Guita Charifker

Jacques Ribemboim
Escritor

Publicação: 04/02/2017 03:00

Numa madrugada de sessenta e quatro, Abelardo da Hora bateu-lhe à porta pedindo socorro. Estava a pé, ofegante, fugindo da polícia repressiva. Guita Charifker não titubeou um só instante em levar o amigo de carro para bem longe, onde pudesse se esconder por uns tempos. Essa história me foi contada pelo próprio Abelardo, ressaltando sempre a coragem de Guita em ter se arriscado para salvá-lo.

Uma das poucas pintoras pernambucanas que conseguiram obter reconhecimento nacional. Em 2003, a artista foi não menos que aclamada pela crítica durante sua exposição individual na Pinacoteca do Estado de São Paulo. Atualmente, suas aquarelas com predomínio de verdes, vermelhos e laranjas, suas telas, seus desenhos surreais em bico de pena, podem ser encontrados nos principais acervos museais brasileiros.

Guita Charifker constitui, ainda, a representação máxima do que se poderia chamar de sincretismo judaico-nordestino, alinhavando elementos da sua infância ao admirável mundo novo do regionalismo tropical.
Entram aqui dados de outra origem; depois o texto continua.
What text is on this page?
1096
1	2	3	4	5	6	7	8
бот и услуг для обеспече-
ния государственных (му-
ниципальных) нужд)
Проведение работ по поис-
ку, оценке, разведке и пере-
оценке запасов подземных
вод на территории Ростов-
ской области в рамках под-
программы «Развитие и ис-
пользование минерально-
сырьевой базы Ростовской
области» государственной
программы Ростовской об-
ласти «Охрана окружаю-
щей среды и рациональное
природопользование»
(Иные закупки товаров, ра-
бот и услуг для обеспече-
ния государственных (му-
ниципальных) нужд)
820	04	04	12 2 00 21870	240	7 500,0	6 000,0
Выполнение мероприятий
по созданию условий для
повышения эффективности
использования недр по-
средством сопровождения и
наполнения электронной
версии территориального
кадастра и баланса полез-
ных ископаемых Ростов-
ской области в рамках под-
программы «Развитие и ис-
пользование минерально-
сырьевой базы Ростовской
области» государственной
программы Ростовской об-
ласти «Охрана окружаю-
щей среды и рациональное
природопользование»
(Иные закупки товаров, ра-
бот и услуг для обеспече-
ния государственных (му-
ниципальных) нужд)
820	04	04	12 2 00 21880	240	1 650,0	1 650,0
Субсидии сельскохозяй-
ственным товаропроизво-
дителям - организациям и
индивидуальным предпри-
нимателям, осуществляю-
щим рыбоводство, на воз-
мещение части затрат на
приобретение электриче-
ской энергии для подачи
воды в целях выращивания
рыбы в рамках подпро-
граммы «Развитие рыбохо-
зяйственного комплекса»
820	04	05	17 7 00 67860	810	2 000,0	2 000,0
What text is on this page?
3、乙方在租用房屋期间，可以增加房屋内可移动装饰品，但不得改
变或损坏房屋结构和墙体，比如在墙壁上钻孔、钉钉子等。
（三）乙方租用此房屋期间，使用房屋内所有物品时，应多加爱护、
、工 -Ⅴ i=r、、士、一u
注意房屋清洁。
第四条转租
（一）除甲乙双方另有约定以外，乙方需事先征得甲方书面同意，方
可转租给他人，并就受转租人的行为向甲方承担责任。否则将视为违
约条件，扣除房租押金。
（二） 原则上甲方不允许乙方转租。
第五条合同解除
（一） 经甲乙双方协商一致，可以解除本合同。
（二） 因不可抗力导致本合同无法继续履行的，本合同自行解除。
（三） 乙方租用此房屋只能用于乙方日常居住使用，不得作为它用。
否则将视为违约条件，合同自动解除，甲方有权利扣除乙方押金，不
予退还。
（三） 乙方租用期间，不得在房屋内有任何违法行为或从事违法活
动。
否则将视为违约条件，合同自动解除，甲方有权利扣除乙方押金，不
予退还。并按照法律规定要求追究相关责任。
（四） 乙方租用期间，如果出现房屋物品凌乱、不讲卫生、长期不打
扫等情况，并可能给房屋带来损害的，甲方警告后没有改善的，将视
É notável a infinidade de signos e elementos místicos ou religiosos presentes em sua obra, inclusive os de matriz africana e indígena. São cartas de tarô, tatus, búzios, santos, paisagens nordestinas povoadas de cajueiros e plantas. A artista chegaria mesmo a passar um bom período da vida recolhida a um convento de freiras.

Nascida em 1936, teve a infância e adolescência vividas no bairro da Boa Vista, epicentro de tudo o que se produzia em termos de arte e literatura no Recife. Após se casar com Júlio Charifker (seu nome de solteira era Guita Greiber), mudou-se para a Rua do Sossego, onde instalou seu ateliê de trabalho na garagem de casa. Após alguns anos, transferiu-se para Olinda, à procura de um ambiente mais inspirador para seus quadros. Antes disso, na década de cinquenta, frequentou o Atelier Coletivo, sob a batuta de Abelardo da Hora e tendo como colegas, Zé Claudio, Gilvan Samico, Wilton de Souza e Wellington Virgulino, dentre tantos jovens artistas que viriam simplesmente revolucionar a arte pernambucana.

Guita Charifker considerava-se uma descendente de Branca Dias da Paraíba, ou mesmo sua reencarnação. Um alter ego muito bem pinçado por uma mulher que em pleno século 20 teve a mesma ousadia daquela que, trezentos anos antes, enfrentara a fogueira da Inquisição para não trair seus ideais. Pois esta mulher ousada, esta artista incomum, a mocinha de tranças que passeava às tardes na Praça do Derby com uma multidão de amigas, nossa Branca, atendeu ao convite dos céus e eternizou-se nesta sexta-feira, véspera do shabat. Em credos distintos, em línguas diversas, em corações sinceros, será para sempre festejada.